Building the First Version

In March 2017, three days before his own wedding, Corey realized there was no good tool to auto-generate place cards from a guest list. His wife wanted to write them by hand for a personal touch, but Corey knew better. After the wedding, this small frustration became his first indie project. He built PlaceCard.me in a week or two—a simple app that takes a spreadsheet of guests and tables, then generates printable, designable place cards. It was intentionally unsexy: no support team needed, no mission-critical infrastructure, no scale-dependent revenue. Just a product that solved a real problem.

Finding the First Customers

For six months, PlaceCard.me made almost nothing. His goal was deliberately tiny: just one dollar in six months. He blogged about the journey, cross-posting to Medium, Hacker News, Free Code Camp, and Indie Hackers. He experimented with Google Ads and forum participation, always slipping in backlinks. His pricing started at ten dollars, crashed to five, then fell to one dollar—anything to break the seal. Eventually, around month five or six, it crept onto page two of Google for obscure keywords like "wedding place cards." One dollar a week became two, then three. The critical moment came when he nearly quit. Instead, he sat down and rationally eliminated every reason why the product couldn't work: people did pay for similar templates on Etsy for eight dollars, so the market existed. It had to be traffic. He kept pushing.

What Worked (and What Didn't)

PlaceCard.me's growth was almost entirely organic. By year one (2017), it made about $800. Year two jumped to ten thousand dollars. Year three hit twenty thousand. Corey kept his day-job-lite arrangement—working part-time at Demagi and freelancing—which removed financial pressure to chase aggressive growth. He raised prices, weakened the free tier, and added adjacent products like table cards.

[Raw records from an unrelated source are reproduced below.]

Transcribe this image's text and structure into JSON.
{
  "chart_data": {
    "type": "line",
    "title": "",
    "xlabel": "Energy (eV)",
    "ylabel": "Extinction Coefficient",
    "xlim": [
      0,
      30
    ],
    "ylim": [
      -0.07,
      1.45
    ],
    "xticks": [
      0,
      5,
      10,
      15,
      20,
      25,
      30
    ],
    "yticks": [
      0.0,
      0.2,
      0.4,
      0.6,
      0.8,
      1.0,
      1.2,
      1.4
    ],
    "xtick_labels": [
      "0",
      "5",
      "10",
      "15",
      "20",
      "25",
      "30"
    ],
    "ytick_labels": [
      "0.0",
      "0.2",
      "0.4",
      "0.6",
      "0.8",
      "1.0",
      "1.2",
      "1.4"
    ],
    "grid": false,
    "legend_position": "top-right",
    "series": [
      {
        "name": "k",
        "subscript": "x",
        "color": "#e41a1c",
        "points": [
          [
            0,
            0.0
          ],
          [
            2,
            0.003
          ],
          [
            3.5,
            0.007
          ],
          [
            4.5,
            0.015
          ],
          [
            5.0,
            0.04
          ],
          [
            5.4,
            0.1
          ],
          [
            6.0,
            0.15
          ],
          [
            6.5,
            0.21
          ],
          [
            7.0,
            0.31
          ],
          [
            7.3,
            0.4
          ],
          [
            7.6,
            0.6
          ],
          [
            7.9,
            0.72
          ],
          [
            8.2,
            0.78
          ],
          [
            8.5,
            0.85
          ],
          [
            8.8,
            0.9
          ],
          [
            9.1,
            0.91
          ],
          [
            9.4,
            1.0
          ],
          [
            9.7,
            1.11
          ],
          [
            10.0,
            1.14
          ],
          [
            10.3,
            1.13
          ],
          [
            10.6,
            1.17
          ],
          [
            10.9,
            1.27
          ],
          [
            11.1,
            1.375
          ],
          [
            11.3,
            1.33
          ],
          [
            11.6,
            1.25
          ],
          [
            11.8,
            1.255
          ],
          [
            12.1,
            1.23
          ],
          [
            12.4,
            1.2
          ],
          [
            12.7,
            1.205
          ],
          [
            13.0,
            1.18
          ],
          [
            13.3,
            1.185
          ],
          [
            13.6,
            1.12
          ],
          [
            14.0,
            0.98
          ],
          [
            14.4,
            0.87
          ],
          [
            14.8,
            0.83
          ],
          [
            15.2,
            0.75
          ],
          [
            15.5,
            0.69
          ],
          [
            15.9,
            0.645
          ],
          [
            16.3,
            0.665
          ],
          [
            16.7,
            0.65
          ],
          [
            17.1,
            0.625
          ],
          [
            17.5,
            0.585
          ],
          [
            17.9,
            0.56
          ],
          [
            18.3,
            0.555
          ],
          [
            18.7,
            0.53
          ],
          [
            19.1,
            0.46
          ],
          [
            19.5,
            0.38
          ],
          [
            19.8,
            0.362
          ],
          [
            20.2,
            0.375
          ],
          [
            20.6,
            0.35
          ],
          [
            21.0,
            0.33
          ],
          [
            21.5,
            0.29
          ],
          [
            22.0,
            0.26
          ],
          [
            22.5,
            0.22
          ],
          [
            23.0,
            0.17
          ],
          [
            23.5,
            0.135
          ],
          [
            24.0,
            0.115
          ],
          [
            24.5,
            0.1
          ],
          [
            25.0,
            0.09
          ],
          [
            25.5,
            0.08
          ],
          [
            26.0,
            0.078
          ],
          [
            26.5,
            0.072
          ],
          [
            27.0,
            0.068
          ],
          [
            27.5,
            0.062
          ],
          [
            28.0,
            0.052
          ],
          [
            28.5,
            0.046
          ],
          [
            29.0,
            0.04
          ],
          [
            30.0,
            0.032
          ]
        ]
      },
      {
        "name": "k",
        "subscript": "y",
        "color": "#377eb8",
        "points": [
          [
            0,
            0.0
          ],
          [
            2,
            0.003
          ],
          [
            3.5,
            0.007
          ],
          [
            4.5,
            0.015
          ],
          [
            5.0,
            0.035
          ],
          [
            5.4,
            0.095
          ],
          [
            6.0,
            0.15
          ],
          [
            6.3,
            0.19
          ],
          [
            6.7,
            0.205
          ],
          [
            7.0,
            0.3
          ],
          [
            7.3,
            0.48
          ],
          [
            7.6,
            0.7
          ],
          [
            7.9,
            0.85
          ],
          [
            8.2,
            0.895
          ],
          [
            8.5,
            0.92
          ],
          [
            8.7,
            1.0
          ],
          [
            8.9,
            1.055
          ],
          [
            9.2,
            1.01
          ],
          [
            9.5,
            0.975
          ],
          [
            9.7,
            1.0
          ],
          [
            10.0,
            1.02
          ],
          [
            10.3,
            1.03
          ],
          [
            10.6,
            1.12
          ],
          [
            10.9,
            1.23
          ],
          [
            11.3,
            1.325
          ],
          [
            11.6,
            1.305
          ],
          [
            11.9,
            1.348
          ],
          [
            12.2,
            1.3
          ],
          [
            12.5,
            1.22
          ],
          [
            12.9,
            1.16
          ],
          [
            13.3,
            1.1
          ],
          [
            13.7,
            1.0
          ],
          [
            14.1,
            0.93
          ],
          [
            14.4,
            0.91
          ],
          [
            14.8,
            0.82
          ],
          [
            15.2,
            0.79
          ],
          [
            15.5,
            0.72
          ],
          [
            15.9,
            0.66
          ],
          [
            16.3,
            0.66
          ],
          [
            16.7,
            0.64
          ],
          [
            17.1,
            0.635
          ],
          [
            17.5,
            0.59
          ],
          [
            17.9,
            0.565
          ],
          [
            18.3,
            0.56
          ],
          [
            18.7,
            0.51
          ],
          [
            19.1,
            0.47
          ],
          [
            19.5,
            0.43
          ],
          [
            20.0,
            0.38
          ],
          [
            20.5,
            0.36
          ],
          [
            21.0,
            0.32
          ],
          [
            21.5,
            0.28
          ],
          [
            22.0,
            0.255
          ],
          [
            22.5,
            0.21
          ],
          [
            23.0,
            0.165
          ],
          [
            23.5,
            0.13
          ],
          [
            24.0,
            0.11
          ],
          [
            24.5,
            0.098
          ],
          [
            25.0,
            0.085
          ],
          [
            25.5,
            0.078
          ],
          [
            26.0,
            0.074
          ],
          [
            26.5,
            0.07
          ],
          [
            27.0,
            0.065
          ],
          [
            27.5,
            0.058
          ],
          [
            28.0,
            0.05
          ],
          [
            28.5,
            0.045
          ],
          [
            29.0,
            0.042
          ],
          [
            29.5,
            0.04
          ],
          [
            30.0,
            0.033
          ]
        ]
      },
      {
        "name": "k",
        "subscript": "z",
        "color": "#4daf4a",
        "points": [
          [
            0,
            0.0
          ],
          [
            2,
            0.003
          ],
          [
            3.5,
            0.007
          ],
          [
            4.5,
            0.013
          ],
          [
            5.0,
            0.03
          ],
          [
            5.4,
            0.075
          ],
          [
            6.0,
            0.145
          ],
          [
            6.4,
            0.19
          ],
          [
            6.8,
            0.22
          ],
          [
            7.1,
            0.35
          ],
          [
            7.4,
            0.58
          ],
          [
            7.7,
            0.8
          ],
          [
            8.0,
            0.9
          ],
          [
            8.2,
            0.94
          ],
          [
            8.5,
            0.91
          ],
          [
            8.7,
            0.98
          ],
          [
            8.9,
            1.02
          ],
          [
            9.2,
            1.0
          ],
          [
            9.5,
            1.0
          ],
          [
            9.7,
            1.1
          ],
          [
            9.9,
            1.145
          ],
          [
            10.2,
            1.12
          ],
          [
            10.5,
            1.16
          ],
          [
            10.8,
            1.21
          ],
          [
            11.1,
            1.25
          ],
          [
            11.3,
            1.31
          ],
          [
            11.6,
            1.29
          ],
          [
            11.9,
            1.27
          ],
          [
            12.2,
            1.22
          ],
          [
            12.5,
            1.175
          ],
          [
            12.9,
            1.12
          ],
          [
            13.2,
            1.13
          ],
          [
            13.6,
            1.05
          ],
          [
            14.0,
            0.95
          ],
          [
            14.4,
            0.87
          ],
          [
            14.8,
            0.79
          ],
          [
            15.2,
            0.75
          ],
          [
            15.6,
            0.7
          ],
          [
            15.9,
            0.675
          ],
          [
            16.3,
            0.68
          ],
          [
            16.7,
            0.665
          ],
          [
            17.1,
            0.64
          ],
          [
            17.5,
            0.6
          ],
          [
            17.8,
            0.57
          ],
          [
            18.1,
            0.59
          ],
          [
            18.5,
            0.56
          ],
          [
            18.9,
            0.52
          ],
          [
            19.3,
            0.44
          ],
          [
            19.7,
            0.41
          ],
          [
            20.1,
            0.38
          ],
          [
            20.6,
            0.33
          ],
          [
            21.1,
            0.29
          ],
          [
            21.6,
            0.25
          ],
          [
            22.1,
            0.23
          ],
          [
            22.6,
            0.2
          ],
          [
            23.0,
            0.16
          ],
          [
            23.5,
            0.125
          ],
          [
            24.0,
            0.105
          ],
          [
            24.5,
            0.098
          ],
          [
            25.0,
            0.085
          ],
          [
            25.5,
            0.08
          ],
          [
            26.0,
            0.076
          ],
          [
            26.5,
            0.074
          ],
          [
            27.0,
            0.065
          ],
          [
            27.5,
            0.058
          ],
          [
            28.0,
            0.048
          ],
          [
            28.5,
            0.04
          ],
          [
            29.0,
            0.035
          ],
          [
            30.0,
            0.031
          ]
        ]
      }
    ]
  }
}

He spent only 450 hours in 2019 on the entire operation.

But he also built Pegasus in parallel, starting around late 2016 as a concept and launching in June 2019. Pegasus is a Django SaaS template ($200 one-time, one-year license) that lets developers start projects weeks ahead of boilerplate. He built an email list while working on earlier versions, so on launch he had warm leads. He made his first sale within days—a stark contrast to PlaceCard.me's six-month grind. Pegasus now does $500–1,000 monthly but has been flat since launch because he hasn't aggressively marketed it. He's spending time on other, shinier projects.

The core tension in Corey's strategy: he deliberately chose breadth over depth, building multiple projects rather than doubling down on the highest-potential winners. He values enjoyment and variety over maximum optimization. When a project gets boring or he masters it, he moves on. This shiny-object syndrome is something he acknowledges and even jokes about, but it's intentional—he's wired for building and shipping, not grinding.

Where They Are Now

Corey's portfolio of projects generates approximately $26,000 in annual profit across all ventures, with PlaceCard.me and Pegasus as the main contributors. His goal, stated at the start of the interview, was to reach financial independence by 2023 and never have to work again. He's well on his way, having cut his reliance on Demagi and freelancing. He remains transparent about his numbers, time investments, and reasoning, publishing his journey across blogs and platforms like Indie Hackers. His philosophy is deceptively simple: keep expectations low, stay stress-free, and keep building things that are fun. Most founders fail because they quit too early; Corey has structured his life and projects such that quitting is not an option—not because it's forced, but because the game itself is the prize.